You wish every Taiwanese spoke English like I do.
I was not born an anglophone, yet I am paid to write and speak in English. It is my working language and my primary idiom in private. I am more than bilingual: I think in English; it is my language now.
Can you guess how many native English speakers I had as teachers in my entire life? Zero.
I only lived in an English-speaking country, Australia, in my 30s, and it was because I was already fluent that I was able to live and pursue a career. English became my main language during adulthood in Brussels because it was the lingua franca between people who, for the most part, were not native speakers: I speak English because it is the global language.
My skills at foreign languages in general are nothing extraordinary, as my poor level of Dutch, Mandarin and Lithuanian would demonstrate. If even someone like me, with no natural predisposition to learn languages, could achieve bilingualism in English, then anyone can.
So how did I do it? Well, not with Anglo-Australo-American backpackers calling themselves tutors. Not with cram schools and not with exams. I did it because other non-native speakers made me feel like it was our language.
The obsession with native speakers and the lack of immersive experience, motivation and reappropriation of the language condemns Taiwanese to see the English language as alien to them and, ultimately, fail to learn it. Taiwan’s idolatry of native anglophones also lacks coherence: Only people from what the administration defines as “holding a passport from an anglophone country” can get a work permit, but I lived long enough in Australia to get their citizenship if I wanted to, which means I could fulfill the criteria without being a native speaker.
I have no intention of becoming a teacher (or an Australian), but it does not matter. Taiwan is infested with parodies of English tutors who leech off rich Taiwanese parents desperate to give their children language skills (or at least appear to), despite their total lack of training in education. This is not a language-learning policy, it is a token effort.
This is not to say that native anglophones cannot be educators if trained accordingly, but they are not the best teachers by default.
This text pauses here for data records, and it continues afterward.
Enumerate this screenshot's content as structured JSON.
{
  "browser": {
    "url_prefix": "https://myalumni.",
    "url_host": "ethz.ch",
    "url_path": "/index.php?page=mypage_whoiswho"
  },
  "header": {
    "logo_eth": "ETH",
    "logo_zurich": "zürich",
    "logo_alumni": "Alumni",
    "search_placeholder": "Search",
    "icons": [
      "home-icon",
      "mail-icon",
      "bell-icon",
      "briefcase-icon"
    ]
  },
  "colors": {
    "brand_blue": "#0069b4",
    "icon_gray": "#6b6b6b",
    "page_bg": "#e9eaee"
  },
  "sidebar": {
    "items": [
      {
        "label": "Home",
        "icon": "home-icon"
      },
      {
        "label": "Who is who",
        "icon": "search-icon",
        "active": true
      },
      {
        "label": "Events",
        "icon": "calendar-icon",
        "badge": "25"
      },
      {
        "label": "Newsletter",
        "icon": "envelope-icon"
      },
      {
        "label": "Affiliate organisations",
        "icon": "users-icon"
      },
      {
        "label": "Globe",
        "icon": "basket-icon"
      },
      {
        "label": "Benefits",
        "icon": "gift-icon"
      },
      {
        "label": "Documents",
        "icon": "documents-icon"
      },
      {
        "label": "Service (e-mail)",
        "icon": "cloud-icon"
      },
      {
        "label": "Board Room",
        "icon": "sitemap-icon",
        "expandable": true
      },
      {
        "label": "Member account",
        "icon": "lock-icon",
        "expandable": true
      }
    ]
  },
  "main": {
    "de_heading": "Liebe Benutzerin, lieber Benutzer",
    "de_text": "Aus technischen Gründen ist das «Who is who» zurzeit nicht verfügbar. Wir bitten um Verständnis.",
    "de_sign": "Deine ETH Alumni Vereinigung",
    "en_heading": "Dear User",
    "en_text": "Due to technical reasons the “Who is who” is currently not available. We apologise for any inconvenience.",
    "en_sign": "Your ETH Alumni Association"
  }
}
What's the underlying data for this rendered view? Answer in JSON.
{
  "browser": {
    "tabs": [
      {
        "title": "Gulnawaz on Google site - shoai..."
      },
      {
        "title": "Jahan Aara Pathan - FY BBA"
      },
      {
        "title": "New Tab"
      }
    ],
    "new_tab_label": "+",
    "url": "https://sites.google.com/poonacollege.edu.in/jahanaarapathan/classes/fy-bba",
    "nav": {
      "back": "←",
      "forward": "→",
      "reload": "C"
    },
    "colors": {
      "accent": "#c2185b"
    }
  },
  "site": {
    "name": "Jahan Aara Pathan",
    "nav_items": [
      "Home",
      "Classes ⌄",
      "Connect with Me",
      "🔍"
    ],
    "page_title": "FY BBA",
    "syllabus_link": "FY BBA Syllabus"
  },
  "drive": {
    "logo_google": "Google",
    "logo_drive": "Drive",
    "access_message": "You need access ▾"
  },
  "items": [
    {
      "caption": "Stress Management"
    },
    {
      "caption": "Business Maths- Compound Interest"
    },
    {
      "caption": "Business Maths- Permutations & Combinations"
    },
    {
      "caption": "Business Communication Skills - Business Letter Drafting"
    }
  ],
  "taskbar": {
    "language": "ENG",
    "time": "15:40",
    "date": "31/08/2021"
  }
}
They can sound intimidating, and children subjected to a perfect accent get the idea that the language is hard to pronounce, giving them the impression that fluency is out of reach. Narrowing educators to native speakers limits the scope of the language to the anglosphere when the whole point of speaking English is to be global.
We do not expect any Taiwanese to be the next Bronte sibling or a Shakespearian actor, we just want them all to be comfortable enough to speak to the world. Unless you have reached a level of fluency where your next step is to train your accent, you do not need a native speaker; you need someone who makes you feel like this language is your own.
It also matters domestically. Taiwan cannot limit itself to the very few foreign talents who acquired Mandarin — by definition, every effort they dedicated to learning such a complicated language was not spent growing a skill that Taiwan needs. In Brussels, we hired foreign talent and spoke English in the workplace — they often ended up learning a national language because they wanted to stay and make their daily interactions easier, but they did not need it at work.
In Lithuania, where the national language is spoken by barely 3 million people worldwide, they understood that waiting for foreigners to memorize their gazillion declensions would forever block them from attracting the right people, so they went as far as accepting legal documents in English.
Taiwan cannot sit and wait for others to learn Mandarin, or it would be limited to the worst kind of expats whose only skill is to speak less Mandarin than a local. Most businesses would benefit greatly by making English their working language and not requiring Mandarin fluency.
The English language does not belong to its native speakers anymore. The price that native anglophones have to pay for the comfort of already speaking the world’s language is that it has been taken off their hands and is now under the control of a global community of which they are only a small part. Taiwan could adopt this mindset, use its own teachers and see English as a tool to speak to the world, free from academic constraints or the pressure of conforming to Anglo-American ways.
It is by being made conscious of the value of a global language and being invited to make it my own that I achieved fluency in English. If Taiwan could open its eyes to how immensely useful it is, and if Taiwan reappropriates the English language, its population would become proficient in English.
Julien Oeuillet is an independent journalist in Kaohsiung. He produces programs for Radio Taiwan International and TaiwanPlus, and writes for several English-language publications globally.